We have never tried to grow all of the strawberries that we need.  It was easier to visit a nearby pick your own business.  That option has disappeared so we are considering growing our own.  One of the unanswered questions is just how long this planting will remain productive.  We have no need for huge berries to display at the fair but we have no interest in processing the tiny fruit that will appear over time.  If a second bed is started in the spring, it will have two years to fill in before we would expect a crop.  By then we will have had two crops from the existing bed and that might be the time to clear these plants.  Watch and try to learn is how we proceed.

This ground was cleared of pasture grass last spring and planted with potatoes.  That successful crop was followed with intensive soil improvement.  Weeds and stones were removed.  Lime, manure, sand and compost were worked into the soil.  Garlic was planted in October then covered with a thin layer of finely shredded leaves.  Strong winds removed much of that mulch so the wire fence sections were placed to try to hold what remained in place.  That wire could have been removed today since snow will likely return soon.  The wire needs to be gone before the garlic emerges early in the growing year.  The small stones at the edge of the bed carry the name of the garlic variety planted in that location.

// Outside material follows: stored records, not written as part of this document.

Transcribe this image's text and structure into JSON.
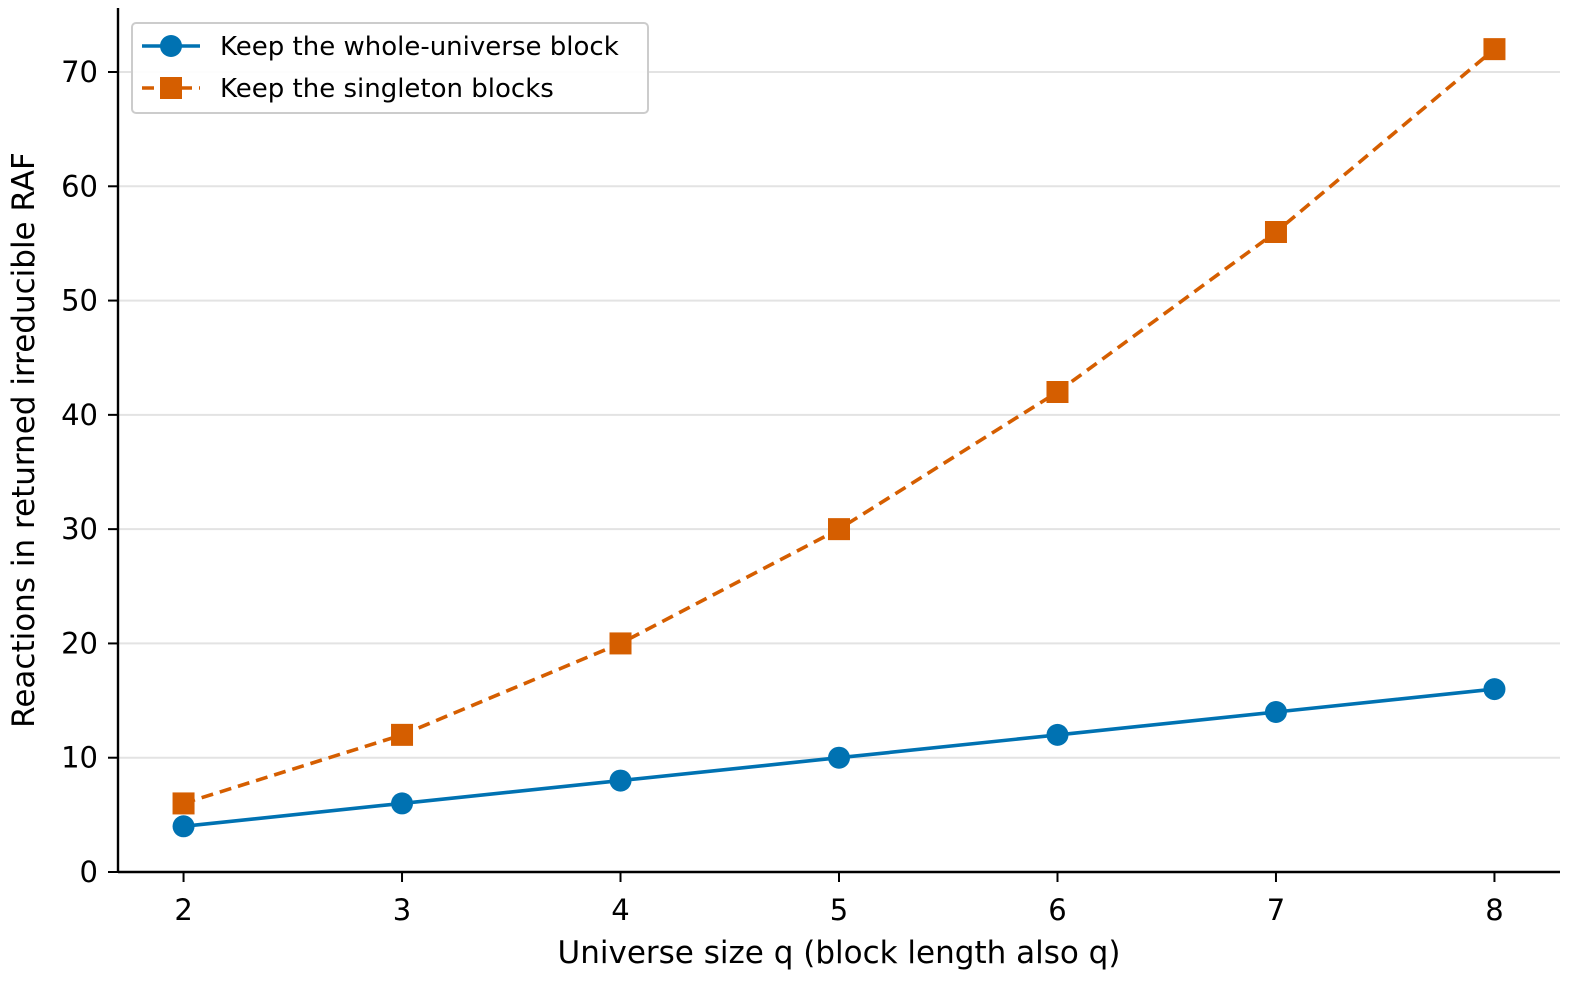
{
  "chart_data": {
    "type": "line",
    "x": [
      2,
      3,
      4,
      5,
      6,
      7,
      8
    ],
    "series": [
      {
        "name": "Keep the whole-universe block",
        "values": [
          4,
          6,
          8,
          10,
          12,
          14,
          16
        ],
        "color": "#0072b2",
        "line_style": "solid",
        "marker": "circle"
      },
      {
        "name": "Keep the singleton blocks",
        "values": [
          6,
          12,
          20,
          30,
          42,
          56,
          72
        ],
        "color": "#d55e00",
        "line_style": "dashed",
        "marker": "square"
      }
    ],
    "xlabel": "Universe size q (block length also q)",
    "ylabel": "Reactions in returned irreducible RAF",
    "xticks": [
      2,
      3,
      4,
      5,
      6,
      7,
      8
    ],
    "yticks": [
      0,
      10,
      20,
      30,
      40,
      50,
      60,
      70
    ],
    "xlim": [
      1.7,
      8.3
    ],
    "ylim": [
      0,
      75.6
    ],
    "grid": "horizontal",
    "legend_position": "top-left"
  }
}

Few people would get excited by this dull brown patch of ground but I am thrilled with its appearance now.  This bed remained fallow last year.  Some time was spent removing weeds before they had a chance to set seed.  Last fall this ground was cleared and also amended with  lime, manure, sand and compost.  Then the shredded leaves were thickly placed hoping to smother any remaining weeds.  No weeds can be seen here now and that is great news.  This coming spring, the leaves that remain will be raked aside and the soil turned to mix in the expected thin black layer of rotted leaves.  Then this ground will become home for our onion plants.  Our hope is that this soil will remain relatively weed free as the onions grow.  We expect to spend some time removing weeds but hope that the weeds will be few in number since weeding onions always breaks some of their leaves.   What an unexpected pleasure to be out  to closely inspect the garden soil in mid January!

1 comment:

L or D said...

For several years we grew a special strawberry. It is absolutely delicious, but it is not commercially grown because it does not travel well. We found it molds quickly, so even though we rinse it with vinegar water, we use it or freeze it or jam it within one day of picking. It's called Mara Des Bois. Some of my pages are at: It tastes like you think strawberries should taste but never do.